Foreign interference scheme targets just one potential agent of influence


Following reports in The Sydney Morning Herald and The Age detailing claims of a plot to install a Chinese spy in Federal Parliament, Mr Turnbull on Wednesday warned there was “not much point in having these laws and not enforcing them”.

“I think it’s very important for the government to demonstrate they’re doing it. The government has to demonstrate all the time that it is doing everything it can to keep Australians safe and to preserve the integrity of our democracy,” the former PM said.

Former prime minister Malcolm Turnbull says he hopes the government enforces the foreign interference laws.Credit:AAP

The Australian Strategic Policy Institute’s Fergus Hanson, who is undertaking a review into the scheme, said it was disappointing the laws had not captured any groups linked to United Front, the Chinese government agency which organises Chinese populations overseas to serve its strategic interests.

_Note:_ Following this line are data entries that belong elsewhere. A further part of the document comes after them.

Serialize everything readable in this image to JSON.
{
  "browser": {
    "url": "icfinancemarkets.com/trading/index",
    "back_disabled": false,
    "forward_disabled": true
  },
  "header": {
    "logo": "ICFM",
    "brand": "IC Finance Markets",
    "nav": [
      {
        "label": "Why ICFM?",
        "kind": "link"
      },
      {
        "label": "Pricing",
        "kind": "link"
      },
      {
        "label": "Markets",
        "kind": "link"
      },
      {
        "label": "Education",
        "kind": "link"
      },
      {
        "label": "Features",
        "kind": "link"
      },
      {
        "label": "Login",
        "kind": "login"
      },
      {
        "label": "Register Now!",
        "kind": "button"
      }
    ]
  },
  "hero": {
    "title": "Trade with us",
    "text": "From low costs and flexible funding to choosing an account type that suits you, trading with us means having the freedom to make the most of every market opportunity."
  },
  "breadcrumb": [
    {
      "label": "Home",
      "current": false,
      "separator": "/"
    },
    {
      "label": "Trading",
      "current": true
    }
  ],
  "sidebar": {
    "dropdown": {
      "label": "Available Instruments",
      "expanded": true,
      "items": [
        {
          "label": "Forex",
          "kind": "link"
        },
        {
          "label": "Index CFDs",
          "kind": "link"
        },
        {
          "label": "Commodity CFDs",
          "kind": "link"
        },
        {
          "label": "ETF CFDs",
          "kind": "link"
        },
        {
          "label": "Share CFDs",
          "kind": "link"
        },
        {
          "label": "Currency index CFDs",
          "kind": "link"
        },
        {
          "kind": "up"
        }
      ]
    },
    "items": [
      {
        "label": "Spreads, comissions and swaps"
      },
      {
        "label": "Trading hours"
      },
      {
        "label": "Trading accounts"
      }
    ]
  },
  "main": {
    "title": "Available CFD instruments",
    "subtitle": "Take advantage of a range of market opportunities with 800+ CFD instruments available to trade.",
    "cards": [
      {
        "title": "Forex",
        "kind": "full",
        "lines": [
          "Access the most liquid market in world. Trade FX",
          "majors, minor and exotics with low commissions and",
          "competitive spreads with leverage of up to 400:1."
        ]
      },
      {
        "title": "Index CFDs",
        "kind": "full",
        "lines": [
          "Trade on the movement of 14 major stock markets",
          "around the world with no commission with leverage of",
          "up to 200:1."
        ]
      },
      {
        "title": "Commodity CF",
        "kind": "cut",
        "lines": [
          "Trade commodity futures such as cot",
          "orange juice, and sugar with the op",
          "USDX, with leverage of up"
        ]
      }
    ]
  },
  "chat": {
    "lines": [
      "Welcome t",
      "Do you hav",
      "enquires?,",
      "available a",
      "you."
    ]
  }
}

Mr Hanson said Australian universities with Confucius Institutes should also have to register, but the legislation was “too complex” and there were too many loopholes including one allowing some charities to be exempt.

“On the ground you’ve got the practical problem of law firms offering completely different advice. Every one has different opinions,” he said.

“Broadly, I would say the people who have registered are not the people it was designed to capture, so you don’t have universities that have Confucius Institutes, you don’t have United Front organisations.

“It is important to emphasise that there is nothing wrong with being on the list, the point of the list is to show where people may have conflicts of interest.”

Former federal MPs Peter Hendy, Brendan Nelson, Richard Alston and Nick Bolkus have registered under the scheme for their financial or consulting links to Chinese government-owned companies.

Australia’s former ambassador to China Geoff Raby has also registered over his directorship of a company with a majority shareholding by Chinese company Yancoal Ltd.

A spokesman for the department said it had sent out more than 1500 letters to a “wide variety of stakeholders”.

“Additionally, where the department becomes aware of circumstances which might be relevant to the scheme, the department will engage with those affected to bring the scheme to their attention and to ask them to give further consideration to the possible application of that scheme to their activities,” a spokesman for the department said.